Ne me considérant pas comme un blogueur influent ou un quelconque leader d’opinion, j’ai fait remarquer à l’intéressé qu’il est plutôt rare, tendance nouveau (et choquant, pas au sens péjoratif du terme) qu’un responsable d’une haute autorité de l’état prenne le temps, sur simple demande, de recevoir un citoyen lambda dans son bureau, surtout dans une phase de lancement où le travail ne doit pas manquer. Il m’a répondu que tous les avis étaient bons à prendre, surtout ceux émanant de professionnels du milieu d’Internet et que je semblais en faire parti. Flatté, j’étais.
Il m’a tout de même bien fait comprendre qu’il se permettait de passer du temps, là, maintenant, à discuter avec quelques personnes parce qu’il pensait que c’était important, mais que son bureau n’était pas non plus ouvert à la terre entière, ce qui peut aisément se comprendre. Bon, en bref, j’ai eu un coup de bol.
Même si on sent parfaitement le coté posé et réfléchi du discours d’une personne qui a longtemps baigné dans le milieu politique et qui soupèse chacune de ses phrases, le dialogue a été globalement ouvert et cordial, voir même parfois poilu sur certains sujets. Je me méfie tout de même, paranoïa aiguë oblige, me demandant si ce fin stratège n’a pas tout simplement essayé de m’embobiner, espérant que je prêche ensuite sa bonne parole sur mon blog. Si vous me trouvez changé dans mes prochains billets, merci de me prévenir d’urgence.

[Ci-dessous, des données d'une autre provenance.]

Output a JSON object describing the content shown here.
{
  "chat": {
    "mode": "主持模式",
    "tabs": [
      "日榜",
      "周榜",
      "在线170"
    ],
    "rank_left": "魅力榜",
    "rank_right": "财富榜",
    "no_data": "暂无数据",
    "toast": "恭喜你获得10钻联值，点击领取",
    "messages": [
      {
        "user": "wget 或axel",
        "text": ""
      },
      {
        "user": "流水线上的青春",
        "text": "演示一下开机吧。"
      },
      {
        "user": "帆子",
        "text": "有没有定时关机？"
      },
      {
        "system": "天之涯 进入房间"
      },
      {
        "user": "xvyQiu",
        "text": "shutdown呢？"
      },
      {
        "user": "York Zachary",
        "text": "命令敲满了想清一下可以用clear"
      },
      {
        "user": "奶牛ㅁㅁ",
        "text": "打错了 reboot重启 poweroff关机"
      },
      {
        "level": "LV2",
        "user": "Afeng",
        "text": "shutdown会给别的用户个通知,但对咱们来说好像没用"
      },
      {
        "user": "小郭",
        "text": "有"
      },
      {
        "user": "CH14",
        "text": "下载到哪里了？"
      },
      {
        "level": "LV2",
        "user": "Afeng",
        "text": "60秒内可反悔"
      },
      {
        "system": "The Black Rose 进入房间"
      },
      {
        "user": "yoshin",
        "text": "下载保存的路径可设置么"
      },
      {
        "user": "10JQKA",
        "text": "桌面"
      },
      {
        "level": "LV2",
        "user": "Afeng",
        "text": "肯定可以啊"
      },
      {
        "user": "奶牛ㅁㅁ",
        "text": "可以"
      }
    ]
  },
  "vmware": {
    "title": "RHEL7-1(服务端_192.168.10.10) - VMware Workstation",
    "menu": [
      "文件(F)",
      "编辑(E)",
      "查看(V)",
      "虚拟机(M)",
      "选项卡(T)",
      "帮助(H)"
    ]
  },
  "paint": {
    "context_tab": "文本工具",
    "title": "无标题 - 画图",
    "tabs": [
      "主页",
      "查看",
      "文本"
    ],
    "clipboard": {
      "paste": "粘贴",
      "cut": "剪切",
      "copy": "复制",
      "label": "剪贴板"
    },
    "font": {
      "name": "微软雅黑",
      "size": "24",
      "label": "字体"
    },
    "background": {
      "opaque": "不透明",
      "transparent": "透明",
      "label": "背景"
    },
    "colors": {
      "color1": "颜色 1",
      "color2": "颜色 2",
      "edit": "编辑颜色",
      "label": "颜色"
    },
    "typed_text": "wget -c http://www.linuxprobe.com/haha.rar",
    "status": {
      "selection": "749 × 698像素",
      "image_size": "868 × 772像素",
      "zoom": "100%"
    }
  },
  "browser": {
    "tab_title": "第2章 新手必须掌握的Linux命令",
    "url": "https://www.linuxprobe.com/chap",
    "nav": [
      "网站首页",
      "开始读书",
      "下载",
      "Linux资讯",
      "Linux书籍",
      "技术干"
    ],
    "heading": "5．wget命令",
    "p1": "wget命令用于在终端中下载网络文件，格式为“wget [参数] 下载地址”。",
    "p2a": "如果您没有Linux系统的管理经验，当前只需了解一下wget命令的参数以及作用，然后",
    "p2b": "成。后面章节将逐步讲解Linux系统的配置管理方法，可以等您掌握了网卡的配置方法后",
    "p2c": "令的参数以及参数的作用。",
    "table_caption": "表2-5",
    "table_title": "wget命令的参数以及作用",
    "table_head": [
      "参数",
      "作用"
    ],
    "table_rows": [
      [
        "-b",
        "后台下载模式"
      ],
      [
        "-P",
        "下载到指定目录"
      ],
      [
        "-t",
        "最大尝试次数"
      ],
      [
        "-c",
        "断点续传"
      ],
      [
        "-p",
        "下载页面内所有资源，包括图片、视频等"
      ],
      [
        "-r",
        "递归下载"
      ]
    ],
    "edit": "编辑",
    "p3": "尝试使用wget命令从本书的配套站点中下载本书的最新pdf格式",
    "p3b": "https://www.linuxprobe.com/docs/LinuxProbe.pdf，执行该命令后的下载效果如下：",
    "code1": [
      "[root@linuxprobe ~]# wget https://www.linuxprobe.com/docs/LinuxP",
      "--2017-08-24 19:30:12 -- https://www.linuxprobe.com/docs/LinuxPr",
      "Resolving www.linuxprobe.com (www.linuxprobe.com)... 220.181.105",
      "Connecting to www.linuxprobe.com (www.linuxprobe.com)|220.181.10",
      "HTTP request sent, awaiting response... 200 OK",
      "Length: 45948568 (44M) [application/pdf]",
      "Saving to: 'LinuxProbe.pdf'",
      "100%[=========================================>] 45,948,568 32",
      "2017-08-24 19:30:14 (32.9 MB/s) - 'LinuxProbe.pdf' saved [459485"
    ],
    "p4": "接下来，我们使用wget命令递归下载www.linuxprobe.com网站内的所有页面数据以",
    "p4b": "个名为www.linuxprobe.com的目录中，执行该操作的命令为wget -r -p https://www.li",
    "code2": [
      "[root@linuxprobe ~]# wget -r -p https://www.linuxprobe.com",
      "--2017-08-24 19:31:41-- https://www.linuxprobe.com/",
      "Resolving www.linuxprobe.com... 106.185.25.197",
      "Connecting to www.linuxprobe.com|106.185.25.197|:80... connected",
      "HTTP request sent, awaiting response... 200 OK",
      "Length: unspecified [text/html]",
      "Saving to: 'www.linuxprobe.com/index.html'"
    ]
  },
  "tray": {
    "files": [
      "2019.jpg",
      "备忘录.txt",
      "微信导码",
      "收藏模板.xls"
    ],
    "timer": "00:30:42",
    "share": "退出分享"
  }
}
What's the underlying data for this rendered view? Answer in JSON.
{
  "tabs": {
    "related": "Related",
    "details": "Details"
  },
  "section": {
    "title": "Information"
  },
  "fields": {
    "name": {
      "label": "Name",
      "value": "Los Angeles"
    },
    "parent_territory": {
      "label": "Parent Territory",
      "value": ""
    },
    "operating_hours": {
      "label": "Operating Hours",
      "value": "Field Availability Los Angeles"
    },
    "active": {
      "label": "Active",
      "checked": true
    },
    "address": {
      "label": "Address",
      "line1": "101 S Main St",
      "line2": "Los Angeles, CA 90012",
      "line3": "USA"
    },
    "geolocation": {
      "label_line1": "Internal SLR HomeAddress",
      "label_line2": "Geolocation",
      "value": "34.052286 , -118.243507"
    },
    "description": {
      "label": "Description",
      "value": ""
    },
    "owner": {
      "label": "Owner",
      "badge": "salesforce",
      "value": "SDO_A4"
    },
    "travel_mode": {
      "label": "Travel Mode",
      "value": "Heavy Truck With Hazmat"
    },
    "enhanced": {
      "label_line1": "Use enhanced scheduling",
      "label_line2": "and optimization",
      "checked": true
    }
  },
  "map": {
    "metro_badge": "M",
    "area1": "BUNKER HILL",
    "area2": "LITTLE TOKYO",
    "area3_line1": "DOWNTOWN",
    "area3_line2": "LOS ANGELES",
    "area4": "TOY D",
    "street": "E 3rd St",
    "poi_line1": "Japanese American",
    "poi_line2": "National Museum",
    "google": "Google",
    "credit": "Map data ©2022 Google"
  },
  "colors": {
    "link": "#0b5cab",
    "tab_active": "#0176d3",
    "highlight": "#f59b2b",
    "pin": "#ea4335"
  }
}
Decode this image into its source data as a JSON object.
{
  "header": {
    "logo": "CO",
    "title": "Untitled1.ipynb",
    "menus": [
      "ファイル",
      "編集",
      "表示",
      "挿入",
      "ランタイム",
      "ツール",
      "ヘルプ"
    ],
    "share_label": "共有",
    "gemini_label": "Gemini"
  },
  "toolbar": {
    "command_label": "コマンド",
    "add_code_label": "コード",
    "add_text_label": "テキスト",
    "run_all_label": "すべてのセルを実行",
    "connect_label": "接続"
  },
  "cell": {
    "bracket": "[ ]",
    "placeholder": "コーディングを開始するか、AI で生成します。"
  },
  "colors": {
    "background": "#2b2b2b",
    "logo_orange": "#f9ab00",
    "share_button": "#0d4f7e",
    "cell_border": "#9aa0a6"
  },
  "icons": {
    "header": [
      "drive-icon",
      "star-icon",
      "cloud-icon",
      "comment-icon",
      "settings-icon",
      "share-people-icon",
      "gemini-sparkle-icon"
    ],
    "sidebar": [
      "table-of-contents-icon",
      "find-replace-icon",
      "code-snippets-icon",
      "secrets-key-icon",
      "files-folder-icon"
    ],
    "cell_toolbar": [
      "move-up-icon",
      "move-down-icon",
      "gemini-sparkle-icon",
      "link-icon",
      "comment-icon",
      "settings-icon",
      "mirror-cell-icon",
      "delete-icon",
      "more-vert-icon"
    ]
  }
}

Le présent billet va tenter d’être impartial et neutre, un peu comme le réseau que nous voulons conserver. Exercice difficile, vous me pardonnerez donc si je me vautre comme une otarie bourrée à la bière.
J’ai retenu deux grandes missions de la haute autorité, bâton & carotte.
La première, c’est le bâton ultra médiatisé depuis des mois, la « réponse graduée », qui consiste à envoyer des emails aux gens s’adonnant au piratage d’œuvres artistiques sur internet puis à venir trancher aux ciseaux leur connexion pour leur faire passer l’envie de recommencer. Bon, en y mettant un peu les formes tout de même, le but premier étant apparemment la pédagogie, même si c’est une pédagogie à coup de règle (de cutter ?) sur les doigts.
Concrètement, même si la loi et la communication faite par HADOPI est totalement hypocrite et ne traite quasiment que des questions de « sécurisations de l’accès et de l’ordinateur », tout le monde a bien compris qu’elle visait cette très large part de la population qui consomme des contenus copiés illégalement (en plus d’acheter des disques, des DVD, d’aller au cinéma, au concert, etc… hein… faudrait pas l’oublier).
J’ai manifestement appris à Eric Walter que, de par le monde, une masse notable de gens ont téléchargé et téléchargent encore des quantités faramineuses de contenus qu’ils ne consommeront jamais (dans le sens « écouter un MP3 ou regarder un film »), juste pour les avoir, du téléchargement compulsif en somme. C’est un signe assez flagrant qu’il y a encore du boulot et des messages à faire passer, mais c’est probablement vrai aussi pour l’autre partie de ce grand débat.
Une petite préview pour les curieux, le premier email envoyé aux vilains méchants pirates sera probablement sous la forme « euhhh, il semble que quelqu’un utilise votre connexion internet pour faire des choses pas jolies jolies, ce serait bien de faire quelque chose » sans jamais exprimer d’attaque directe du type « vous piratez, c’est maaaaal ».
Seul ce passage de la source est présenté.